Full definition
Wait-time prediction estimates how long a patient will wait in queue. The naive approach is "average historical wait" — useless because real-time conditions vary widely. Modern wait-time prediction combines real-time signals (current queue length, doctor speed today, current emergencies, no-shows ahead in the queue) with historical patterns (typical Tuesday-morning patient mix, this doctor's average consultation length, lunch-break impact) to produce a per-patient ETA accurate to ±5 minutes.
The technical stack: feature engineering on time-series queue data, gradient-boosted-tree or recurrent-neural-net regression, real-time feature computation, and continuous re-prediction (every minute or so). Production accuracy improves over the first 30-90 days as the model tunes to per-environment patterns. Mature deployments hit ±5 minutes for 80% of predictions; ±10 minutes for 95%.
Wait-time prediction matters because it lets patients leave the waiting room. They check in at the kiosk, get a WhatsApp message with their ETA, leave, run an errand, and return when the message says it's time. This cuts physical-waiting-room load by 60%+ and transforms patient experience.
Where wait-time prediction is used
- Hospital outpatient departments
- Emergency departments
- GP clinics
- Specialty clinics
- Bank branches and government counters (analogous)
- Restaurant pickup queues (analogous)
Types of wait-time prediction
Average-based prediction
Naive — uses historical average. Inaccurate.
Queue-length-based prediction
Multiplies queue position by per-patient average. Better but still inaccurate.
Real-time-feature prediction
Combines queue position + per-doctor speed + current shift + no-show probability. Modern best-practice.
AI-driven prediction
ML models on time-series queue data.
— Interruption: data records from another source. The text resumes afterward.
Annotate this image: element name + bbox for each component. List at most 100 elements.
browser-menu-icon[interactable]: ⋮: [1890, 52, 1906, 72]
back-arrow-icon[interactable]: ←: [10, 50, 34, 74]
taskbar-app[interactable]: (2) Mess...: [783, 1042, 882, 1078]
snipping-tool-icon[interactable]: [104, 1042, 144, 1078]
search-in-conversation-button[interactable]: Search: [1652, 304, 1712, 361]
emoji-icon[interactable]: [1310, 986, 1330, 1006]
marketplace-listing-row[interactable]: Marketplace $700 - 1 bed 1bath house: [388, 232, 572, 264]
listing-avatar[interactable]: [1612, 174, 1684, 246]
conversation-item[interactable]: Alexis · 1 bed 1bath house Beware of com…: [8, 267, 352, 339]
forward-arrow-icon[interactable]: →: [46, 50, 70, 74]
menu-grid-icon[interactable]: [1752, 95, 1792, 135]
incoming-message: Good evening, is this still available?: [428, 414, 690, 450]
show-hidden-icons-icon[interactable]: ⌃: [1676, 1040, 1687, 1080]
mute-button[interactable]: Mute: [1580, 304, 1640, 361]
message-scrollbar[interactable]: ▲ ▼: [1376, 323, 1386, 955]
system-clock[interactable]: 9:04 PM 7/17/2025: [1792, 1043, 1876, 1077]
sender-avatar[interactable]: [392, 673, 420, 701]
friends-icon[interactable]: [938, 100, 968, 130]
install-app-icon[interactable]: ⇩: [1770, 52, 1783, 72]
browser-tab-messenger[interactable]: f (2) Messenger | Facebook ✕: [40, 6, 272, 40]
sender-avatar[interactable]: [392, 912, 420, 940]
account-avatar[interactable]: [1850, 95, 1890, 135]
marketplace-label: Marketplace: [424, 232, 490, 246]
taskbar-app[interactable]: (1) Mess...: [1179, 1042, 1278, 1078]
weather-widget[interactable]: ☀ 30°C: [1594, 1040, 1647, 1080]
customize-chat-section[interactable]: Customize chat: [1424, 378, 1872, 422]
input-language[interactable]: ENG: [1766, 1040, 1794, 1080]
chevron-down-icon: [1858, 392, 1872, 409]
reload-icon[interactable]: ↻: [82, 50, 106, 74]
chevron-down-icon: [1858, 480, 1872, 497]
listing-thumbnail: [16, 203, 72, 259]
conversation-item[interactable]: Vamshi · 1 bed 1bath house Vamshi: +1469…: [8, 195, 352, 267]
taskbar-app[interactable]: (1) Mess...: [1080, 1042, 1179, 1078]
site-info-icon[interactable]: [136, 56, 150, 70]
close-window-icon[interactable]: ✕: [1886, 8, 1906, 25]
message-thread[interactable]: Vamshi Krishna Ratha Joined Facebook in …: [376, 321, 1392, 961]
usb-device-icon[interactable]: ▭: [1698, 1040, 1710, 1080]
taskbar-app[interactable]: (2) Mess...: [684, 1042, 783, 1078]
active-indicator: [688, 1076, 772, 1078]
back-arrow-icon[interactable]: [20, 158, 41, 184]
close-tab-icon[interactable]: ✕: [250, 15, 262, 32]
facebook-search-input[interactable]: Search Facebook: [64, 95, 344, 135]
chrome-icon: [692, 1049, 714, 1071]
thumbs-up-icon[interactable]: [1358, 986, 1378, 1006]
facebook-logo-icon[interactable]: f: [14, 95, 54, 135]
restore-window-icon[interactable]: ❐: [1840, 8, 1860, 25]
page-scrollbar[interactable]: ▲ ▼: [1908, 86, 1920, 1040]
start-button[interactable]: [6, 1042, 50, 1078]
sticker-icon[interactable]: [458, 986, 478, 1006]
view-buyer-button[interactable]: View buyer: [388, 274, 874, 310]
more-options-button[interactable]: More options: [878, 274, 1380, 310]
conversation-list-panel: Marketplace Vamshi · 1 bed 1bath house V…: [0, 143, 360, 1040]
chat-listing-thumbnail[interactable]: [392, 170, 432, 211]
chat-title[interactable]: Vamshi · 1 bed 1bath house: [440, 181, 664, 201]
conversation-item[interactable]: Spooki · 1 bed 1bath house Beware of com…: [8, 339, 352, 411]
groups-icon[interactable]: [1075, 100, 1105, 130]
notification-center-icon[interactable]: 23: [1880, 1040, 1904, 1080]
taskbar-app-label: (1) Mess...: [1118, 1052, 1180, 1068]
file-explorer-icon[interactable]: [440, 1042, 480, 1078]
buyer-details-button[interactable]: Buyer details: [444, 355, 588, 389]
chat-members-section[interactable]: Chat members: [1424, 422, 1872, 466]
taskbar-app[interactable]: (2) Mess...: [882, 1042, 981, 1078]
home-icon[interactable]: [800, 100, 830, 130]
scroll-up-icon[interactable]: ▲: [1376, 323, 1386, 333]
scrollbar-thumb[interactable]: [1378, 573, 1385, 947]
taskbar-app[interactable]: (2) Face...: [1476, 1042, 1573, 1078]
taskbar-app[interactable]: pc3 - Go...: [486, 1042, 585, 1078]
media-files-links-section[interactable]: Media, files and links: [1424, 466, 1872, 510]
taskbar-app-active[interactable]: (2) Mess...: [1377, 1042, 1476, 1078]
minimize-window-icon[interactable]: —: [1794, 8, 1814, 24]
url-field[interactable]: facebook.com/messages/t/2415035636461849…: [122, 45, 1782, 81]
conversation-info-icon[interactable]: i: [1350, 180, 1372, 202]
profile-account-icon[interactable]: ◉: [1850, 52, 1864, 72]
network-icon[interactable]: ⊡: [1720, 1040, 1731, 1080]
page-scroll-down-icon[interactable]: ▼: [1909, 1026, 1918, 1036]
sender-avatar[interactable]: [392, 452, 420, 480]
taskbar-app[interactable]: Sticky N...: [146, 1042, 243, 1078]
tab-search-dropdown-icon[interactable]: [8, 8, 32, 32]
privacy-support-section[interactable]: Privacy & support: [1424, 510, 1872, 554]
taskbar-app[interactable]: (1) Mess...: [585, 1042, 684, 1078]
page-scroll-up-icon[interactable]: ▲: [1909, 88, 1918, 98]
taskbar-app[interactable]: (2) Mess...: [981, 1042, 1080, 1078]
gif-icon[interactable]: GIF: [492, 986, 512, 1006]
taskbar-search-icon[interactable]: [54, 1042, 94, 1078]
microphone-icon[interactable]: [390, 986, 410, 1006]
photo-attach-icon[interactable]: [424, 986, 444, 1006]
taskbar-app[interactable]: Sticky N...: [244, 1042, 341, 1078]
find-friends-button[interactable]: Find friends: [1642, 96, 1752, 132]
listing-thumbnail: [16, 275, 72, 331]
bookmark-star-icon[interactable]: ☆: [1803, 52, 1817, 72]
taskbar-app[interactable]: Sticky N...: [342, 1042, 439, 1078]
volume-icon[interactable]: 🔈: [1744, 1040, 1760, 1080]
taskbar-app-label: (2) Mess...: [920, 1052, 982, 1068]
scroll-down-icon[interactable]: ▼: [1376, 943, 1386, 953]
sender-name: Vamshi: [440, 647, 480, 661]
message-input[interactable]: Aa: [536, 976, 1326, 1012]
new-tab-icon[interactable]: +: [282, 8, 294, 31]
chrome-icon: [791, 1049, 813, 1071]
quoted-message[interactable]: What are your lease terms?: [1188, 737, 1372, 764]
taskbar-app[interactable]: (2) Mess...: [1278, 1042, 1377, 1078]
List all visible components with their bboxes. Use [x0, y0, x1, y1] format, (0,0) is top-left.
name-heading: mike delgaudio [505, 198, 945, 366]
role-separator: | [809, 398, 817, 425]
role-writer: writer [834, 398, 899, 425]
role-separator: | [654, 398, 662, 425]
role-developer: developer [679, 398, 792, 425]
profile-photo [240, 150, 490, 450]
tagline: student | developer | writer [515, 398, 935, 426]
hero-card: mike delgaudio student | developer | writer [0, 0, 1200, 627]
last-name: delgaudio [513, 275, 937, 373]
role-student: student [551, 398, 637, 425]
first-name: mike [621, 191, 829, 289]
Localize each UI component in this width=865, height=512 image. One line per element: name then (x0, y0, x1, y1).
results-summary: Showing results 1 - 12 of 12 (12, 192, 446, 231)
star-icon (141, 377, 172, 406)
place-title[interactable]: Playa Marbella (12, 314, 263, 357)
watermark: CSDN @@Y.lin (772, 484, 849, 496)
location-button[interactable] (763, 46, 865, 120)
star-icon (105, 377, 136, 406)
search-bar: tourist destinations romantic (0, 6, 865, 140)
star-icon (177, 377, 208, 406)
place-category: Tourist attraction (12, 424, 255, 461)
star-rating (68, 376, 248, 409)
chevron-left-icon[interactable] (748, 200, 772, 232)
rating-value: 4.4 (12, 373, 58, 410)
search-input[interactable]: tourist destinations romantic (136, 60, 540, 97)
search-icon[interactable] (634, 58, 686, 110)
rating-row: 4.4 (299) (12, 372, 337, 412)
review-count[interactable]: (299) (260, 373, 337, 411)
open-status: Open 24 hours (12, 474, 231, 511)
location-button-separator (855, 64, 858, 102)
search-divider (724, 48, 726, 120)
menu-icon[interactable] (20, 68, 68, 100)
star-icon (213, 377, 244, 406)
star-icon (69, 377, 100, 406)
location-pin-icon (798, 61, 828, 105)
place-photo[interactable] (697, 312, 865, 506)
Highest accuracy.
Quantified benefits
- ▸Wait-time accuracy ±5 minutes for 80% of predictions
- ▸Patient leaves waiting room — physical-load cut 60%+
- ▸Patient-experience score up significantly
- ▸Operational visibility into emerging bottlenecks
Frequently asked
How accurate can wait-time prediction be?+
Mature deployments hit ±5 minutes for 80% of predictions, ±10 minutes for 95%. Initial accuracy ±10 minutes; the model tunes per-environment over 30-90 days.
What's the input data?+
Real-time signals (queue position, doctor speed today, current emergencies, no-shows ahead) plus historical patterns (typical mix this hour, this doctor's average, demand seasonality).
Does MOVO-X include wait-time prediction?+
Yes — built into the queue management module. Predictions surface on TV screens, kiosks, and via WhatsApp.
How does this help patient flow?+
Patients leave the waiting room — physical-load cut 60%+. They get notified when their turn approaches via WhatsApp. Operational visibility into emerging bottlenecks improves.
What about low-volume clinics?+
Wait-time prediction value scales with queue length. Low-volume clinics see less benefit; high-volume clinics see transformative benefit. Most production deployments are high-volume environments.